For all of the legitimate complaints Springfield gets for both its less-than-transparent processes and some of its outcomes, one of the virtues of state lawmaking is its responsiveness to constituents with a story to tell. A measure beefing up the required training that police officers get in the handling of sexual-assault cases sounds on its face like a modest addition to current law. And in one respect, it is.

But “Anna’s Law,” as Senate Bill 1195 is better known, is notable for the young suburban woman who struck up the courage to change the law after she was the victim of assault in 2021 and endured more trauma once she went to the authorities. Anna Williams, who was 23 in May when lawmakers unanimously passed the bill named after her, decided to petition state legislators after a police officer handling her case said he knew the alleged offender and thought he was a “great guy.” The officer then asked her repeatedly, as well as friends she’d told about the assault soon after it happened, whether it wasn’t consensual. Williams said she asked for a different officer and was denied.

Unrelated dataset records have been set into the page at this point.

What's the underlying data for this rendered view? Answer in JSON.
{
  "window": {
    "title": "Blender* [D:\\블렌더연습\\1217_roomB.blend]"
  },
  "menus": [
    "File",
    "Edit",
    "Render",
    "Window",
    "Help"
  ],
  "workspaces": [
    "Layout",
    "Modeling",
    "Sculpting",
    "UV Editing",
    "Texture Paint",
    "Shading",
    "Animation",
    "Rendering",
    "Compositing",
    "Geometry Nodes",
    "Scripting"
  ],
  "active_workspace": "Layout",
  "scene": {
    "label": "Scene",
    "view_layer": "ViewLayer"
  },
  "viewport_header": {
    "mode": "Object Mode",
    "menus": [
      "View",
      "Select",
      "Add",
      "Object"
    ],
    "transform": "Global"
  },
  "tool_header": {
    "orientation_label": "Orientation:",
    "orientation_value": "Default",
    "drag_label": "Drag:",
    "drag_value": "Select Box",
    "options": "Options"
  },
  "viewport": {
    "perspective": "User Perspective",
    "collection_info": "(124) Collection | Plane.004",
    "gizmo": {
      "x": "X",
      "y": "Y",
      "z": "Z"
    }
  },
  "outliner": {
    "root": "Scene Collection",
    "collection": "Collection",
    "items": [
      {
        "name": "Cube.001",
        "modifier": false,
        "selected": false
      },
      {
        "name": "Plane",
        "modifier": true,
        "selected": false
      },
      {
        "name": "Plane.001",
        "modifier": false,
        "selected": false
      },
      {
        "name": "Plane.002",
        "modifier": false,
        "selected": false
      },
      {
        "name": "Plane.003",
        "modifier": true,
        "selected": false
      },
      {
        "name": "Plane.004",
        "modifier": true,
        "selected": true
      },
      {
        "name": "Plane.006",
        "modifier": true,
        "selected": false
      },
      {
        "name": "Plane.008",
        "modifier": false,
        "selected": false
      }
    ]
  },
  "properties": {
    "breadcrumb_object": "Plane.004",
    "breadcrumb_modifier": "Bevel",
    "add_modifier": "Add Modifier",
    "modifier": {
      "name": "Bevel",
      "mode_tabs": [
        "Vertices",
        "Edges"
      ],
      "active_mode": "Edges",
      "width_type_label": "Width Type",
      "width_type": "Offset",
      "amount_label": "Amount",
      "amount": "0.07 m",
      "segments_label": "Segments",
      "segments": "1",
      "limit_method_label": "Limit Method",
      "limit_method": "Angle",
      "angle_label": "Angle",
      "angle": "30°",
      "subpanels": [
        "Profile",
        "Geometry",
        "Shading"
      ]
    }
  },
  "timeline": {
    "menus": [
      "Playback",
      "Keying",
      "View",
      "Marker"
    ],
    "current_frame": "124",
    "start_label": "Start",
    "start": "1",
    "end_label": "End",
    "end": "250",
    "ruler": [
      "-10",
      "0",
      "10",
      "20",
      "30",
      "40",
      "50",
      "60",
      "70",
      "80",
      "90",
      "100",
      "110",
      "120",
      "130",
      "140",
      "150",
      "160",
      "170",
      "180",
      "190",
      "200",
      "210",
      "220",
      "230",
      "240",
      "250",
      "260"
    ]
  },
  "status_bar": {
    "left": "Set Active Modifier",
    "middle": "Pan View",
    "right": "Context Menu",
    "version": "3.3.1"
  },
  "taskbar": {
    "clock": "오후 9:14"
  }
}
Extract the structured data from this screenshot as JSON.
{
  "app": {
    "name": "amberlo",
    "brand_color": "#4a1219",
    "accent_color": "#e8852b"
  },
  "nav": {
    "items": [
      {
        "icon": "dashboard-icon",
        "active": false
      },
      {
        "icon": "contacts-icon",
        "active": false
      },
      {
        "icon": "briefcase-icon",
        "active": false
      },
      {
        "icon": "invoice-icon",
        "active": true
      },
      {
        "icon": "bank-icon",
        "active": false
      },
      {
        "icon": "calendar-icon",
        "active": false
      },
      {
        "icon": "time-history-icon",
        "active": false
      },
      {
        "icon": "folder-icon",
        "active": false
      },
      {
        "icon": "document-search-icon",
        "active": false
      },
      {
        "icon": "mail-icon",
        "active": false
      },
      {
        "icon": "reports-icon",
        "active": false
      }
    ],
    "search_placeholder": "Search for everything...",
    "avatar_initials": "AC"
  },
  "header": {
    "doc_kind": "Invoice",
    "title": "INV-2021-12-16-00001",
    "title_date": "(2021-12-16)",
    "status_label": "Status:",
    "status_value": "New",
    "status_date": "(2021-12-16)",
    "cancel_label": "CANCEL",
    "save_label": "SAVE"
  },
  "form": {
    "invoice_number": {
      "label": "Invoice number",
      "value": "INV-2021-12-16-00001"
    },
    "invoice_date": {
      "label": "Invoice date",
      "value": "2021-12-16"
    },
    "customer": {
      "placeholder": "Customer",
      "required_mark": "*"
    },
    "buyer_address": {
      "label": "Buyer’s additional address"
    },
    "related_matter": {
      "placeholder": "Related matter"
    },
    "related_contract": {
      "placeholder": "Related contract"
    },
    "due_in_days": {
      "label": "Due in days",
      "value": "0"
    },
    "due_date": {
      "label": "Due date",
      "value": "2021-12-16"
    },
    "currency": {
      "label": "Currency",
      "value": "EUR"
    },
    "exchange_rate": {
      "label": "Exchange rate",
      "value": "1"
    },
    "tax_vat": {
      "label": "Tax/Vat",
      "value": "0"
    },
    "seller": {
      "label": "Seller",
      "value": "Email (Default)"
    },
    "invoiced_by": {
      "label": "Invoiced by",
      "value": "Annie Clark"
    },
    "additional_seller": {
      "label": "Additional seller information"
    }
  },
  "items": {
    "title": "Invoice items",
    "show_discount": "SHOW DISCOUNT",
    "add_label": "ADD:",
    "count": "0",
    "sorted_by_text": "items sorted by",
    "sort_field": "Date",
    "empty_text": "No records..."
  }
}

“I was talking to my mom and I was explaining how, like, I can’t just make a law and she said ‘yes you can,’” Williams told Capitol News Illinois.

Good for Williams’ mom. And, most of all, good for Anna Williams. Now a student at Northern Illinois University, Williams joined the National Society of Leadership and Success — which bills itself as the country’s largest leadership honor society and has more than 800 campus chapters, including at NIU — and used her Springfield campaign to meet the program’s requirement to complete an initiative in which the student takes concrete action on an issue about which they’re passionate.

Williams said she hopes the law will encourage other victims to come forward rather than opt not to endure the legal process for fear of being retraumatized.

Rewilding

Six American bison have been introduced into the Burlington Prairie Forest Preserve in Burlington Township, Dec. 22, 2025. (E. Jason Wambsgans/Chicago Tribune)
Six American bison have been introduced into the Burlington Prairie Forest Preserve in Burlington Township, Dec. 22, 2025. (E. Jason Wambsgans/Chicago Tribune)

We wrote with enthusiasm not long ago on the reintroduction of bison two centuries after they were eradicated from the Illinois plains to forest preserve land in west suburban Kane County.

State lawmakers want to see more of that sort of rewilding in other parts of the state. Unlike Anna’s Law, though, this measure didn’t pass unanimously. Republicans in both chambers largely were in opposition.

The law gives the Illinois Department of Natural Resources new authority to return specific land tracts to their historic prairie-like state, including the reintroduction of certain apex predators that once prowled Illinois as well as other once-common but now rarer species such as beavers.

We’re not so sure about the apex predators — and we’re certain some folks in rural parts of Illinois are queasy about that prospect as well — but we’re supportive in general of bringing the prairie back to more of the Prairie State.

May your 2026 proceed as smoothly as prairie grasses swaying in the breeze. Happy New Year!